Ghanaian businesses are increasingly facing pressure from rising logistics costs, a challenge that industry experts say is undermining competitiveness, driving up consumer prices, and limiting the country’s ability to fully benefit from regional and global trade opportunities.
From transportation and warehousing to port charges and supply chain inefficiencies, logistics expenses have become a significant cost component for businesses operating across sectors, including manufacturing, agriculture, retail, and exports.
According to Dr. Hod Anyigba, PhD, Executive Director and Chief Economist of ITUC-Africa, logistics costs remain one of the least discussed but most critical factors affecting productivity and business competitiveness in Ghana.
“Every additional cost incurred in moving goods from the factory, farm, or port to the final consumer ultimately affects the competitiveness of businesses,” Dr. Anyigba said in an interview.
He explained that high logistics costs increase production expenses, reduce profit margins, and make locally produced goods less competitive compared to imported products and goods from countries with more efficient transport systems.
“For many businesses, logistics is no longer just a support function. It has become a major determinant of profitability and market competitiveness,” he noted.
Impact on Manufacturing and Trade
Dr. Anyigba observed that manufacturers are particularly vulnerable because logistics costs affect both the importation of raw materials and the distribution of finished products.
According to him, businesses often absorb part of these costs to remain competitive, but many eventually pass them on to consumers through higher prices.
“When transport costs rise, the cost of raw materials rises. When fuel prices increase, distribution becomes more expensive. The final effect is higher prices for consumers and reduced competitiveness for firms,” he said.
He added that exporters face similar challenges, especially when competing in international markets where buyers are highly sensitive to pricing.
Ghana’s participation in the African Continental Free Trade Area (AfCFTA), he noted, presents enormous opportunities for businesses, but high logistics costs could prevent local firms from fully exploiting the benefits of the continental market.
“The AfCFTA opens access to a market of more than 1.4 billion people, but if our goods are more expensive to move than those of our competitors, we risk losing market share despite having quality products,” he explained.
Infrastructure Deficits Increase Costs
One of the key drivers of logistics costs, according to Dr. Anyigba, is inadequate transport infrastructure.

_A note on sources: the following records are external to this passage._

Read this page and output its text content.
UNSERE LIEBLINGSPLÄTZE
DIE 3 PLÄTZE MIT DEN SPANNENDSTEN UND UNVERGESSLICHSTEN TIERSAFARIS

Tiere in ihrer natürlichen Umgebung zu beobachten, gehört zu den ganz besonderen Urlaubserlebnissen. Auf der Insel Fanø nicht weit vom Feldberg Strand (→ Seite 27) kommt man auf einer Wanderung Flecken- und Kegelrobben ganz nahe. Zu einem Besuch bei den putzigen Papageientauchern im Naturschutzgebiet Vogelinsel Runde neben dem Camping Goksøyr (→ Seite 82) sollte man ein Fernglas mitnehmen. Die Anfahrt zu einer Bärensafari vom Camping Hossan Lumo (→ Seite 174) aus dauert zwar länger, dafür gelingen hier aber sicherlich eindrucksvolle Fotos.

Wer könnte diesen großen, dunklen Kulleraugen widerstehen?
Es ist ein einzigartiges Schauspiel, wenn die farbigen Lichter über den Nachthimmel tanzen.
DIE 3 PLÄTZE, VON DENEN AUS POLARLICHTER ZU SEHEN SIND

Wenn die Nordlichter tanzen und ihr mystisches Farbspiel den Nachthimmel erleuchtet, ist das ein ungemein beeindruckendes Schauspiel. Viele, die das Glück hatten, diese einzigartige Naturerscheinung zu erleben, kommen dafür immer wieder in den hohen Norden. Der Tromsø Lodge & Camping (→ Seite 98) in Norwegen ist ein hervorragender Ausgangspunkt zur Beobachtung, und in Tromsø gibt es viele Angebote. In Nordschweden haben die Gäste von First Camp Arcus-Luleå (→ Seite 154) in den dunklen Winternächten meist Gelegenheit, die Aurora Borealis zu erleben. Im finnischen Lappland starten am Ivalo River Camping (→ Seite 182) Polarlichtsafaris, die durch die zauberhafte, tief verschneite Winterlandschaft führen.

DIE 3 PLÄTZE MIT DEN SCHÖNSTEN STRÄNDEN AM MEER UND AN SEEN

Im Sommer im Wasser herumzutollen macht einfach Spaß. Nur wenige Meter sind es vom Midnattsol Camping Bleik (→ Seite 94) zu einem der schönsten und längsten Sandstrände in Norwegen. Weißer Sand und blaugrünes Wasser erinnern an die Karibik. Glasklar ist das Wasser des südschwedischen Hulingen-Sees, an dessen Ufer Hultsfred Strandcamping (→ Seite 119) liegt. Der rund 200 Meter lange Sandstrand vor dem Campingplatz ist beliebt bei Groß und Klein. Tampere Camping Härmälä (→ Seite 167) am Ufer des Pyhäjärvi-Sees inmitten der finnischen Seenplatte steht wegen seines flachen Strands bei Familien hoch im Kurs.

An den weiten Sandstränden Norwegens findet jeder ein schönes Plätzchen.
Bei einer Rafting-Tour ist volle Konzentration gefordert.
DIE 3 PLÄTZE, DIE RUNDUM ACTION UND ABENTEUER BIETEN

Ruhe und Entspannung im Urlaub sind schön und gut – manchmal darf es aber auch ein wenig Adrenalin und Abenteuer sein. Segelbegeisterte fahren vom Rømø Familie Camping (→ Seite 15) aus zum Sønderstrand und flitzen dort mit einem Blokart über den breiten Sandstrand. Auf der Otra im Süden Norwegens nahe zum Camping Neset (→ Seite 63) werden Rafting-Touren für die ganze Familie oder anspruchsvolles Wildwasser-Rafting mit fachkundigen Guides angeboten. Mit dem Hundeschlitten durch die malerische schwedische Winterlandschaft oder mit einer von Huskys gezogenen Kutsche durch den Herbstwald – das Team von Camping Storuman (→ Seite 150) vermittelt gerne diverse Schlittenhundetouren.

Poor road conditions, traffic congestion, limited rail connectivity, and inefficiencies in cargo movement contribute to delays and higher operating costs.
He stressed that businesses often spend additional resources on vehicle maintenance, fuel, storage, and inventory management due to transportation bottlenecks.
“Time is money in business. Delays in moving goods affect production schedules, increase storage costs, and weaken supply chain efficiency,” he stated.
Dr. Anyigba argued that improving transport infrastructure should be viewed not only as a development priority but also as a strategic economic investment capable of boosting industrial growth and job creation.
SMEs Feel the Greatest Impact
Small and medium-sized enterprises (SMEs), which form the backbone of Ghana’s economy, are among the hardest hit by rising logistics expenses.
Unlike larger corporations, many SMEs lack the scale and financial capacity to negotiate favorable transport rates or invest in dedicated logistics systems.
As a result, higher logistics costs often reduce their competitiveness and limit expansion opportunities.
“SMEs are particularly vulnerable because logistics expenses account for a larger share of their operating costs. Many promising businesses struggle to grow because the cost of moving goods is simply too high,” Dr. Anyigba said.
Digital Solutions and Policy Reforms
To address the challenge, Dr. Anyigba called for greater investment in logistics infrastructure, digital trade facilitation systems, and policy reforms aimed at reducing supply chain bottlenecks.
He also advocated stronger public-private collaboration to improve transport efficiency and support the development of integrated logistics networks.
According to him, digital technologies such as cargo tracking systems, electronic documentation, and supply chain management platforms can help businesses reduce costs and improve operational efficiency.
“Ghana cannot become a competitive manufacturing and export hub if logistics costs remain persistently high. We need targeted investments and reforms that make it easier and cheaper to move goods across the country and beyond our borders,” he said.
Economic Growth Depends on Efficient Logistics
Dr. Anyigba emphasized that efficient logistics systems are essential for economic transformation, industrialization, and trade expansion.
He noted that reducing logistics costs would help businesses lower prices, increase productivity, improve export competitiveness, and create more employment opportunities.
“Countries that have successfully industrialized invested heavily in logistics infrastructure because they understood that competitiveness starts with the efficient movement of goods and services,” he said.
As Ghana pursues its industrialization agenda and seeks to maximize opportunities under the AfCFTA, experts believe that addressing logistics inefficiencies could become one of the most effective ways to enhance business competitiveness and accelerate economic growth.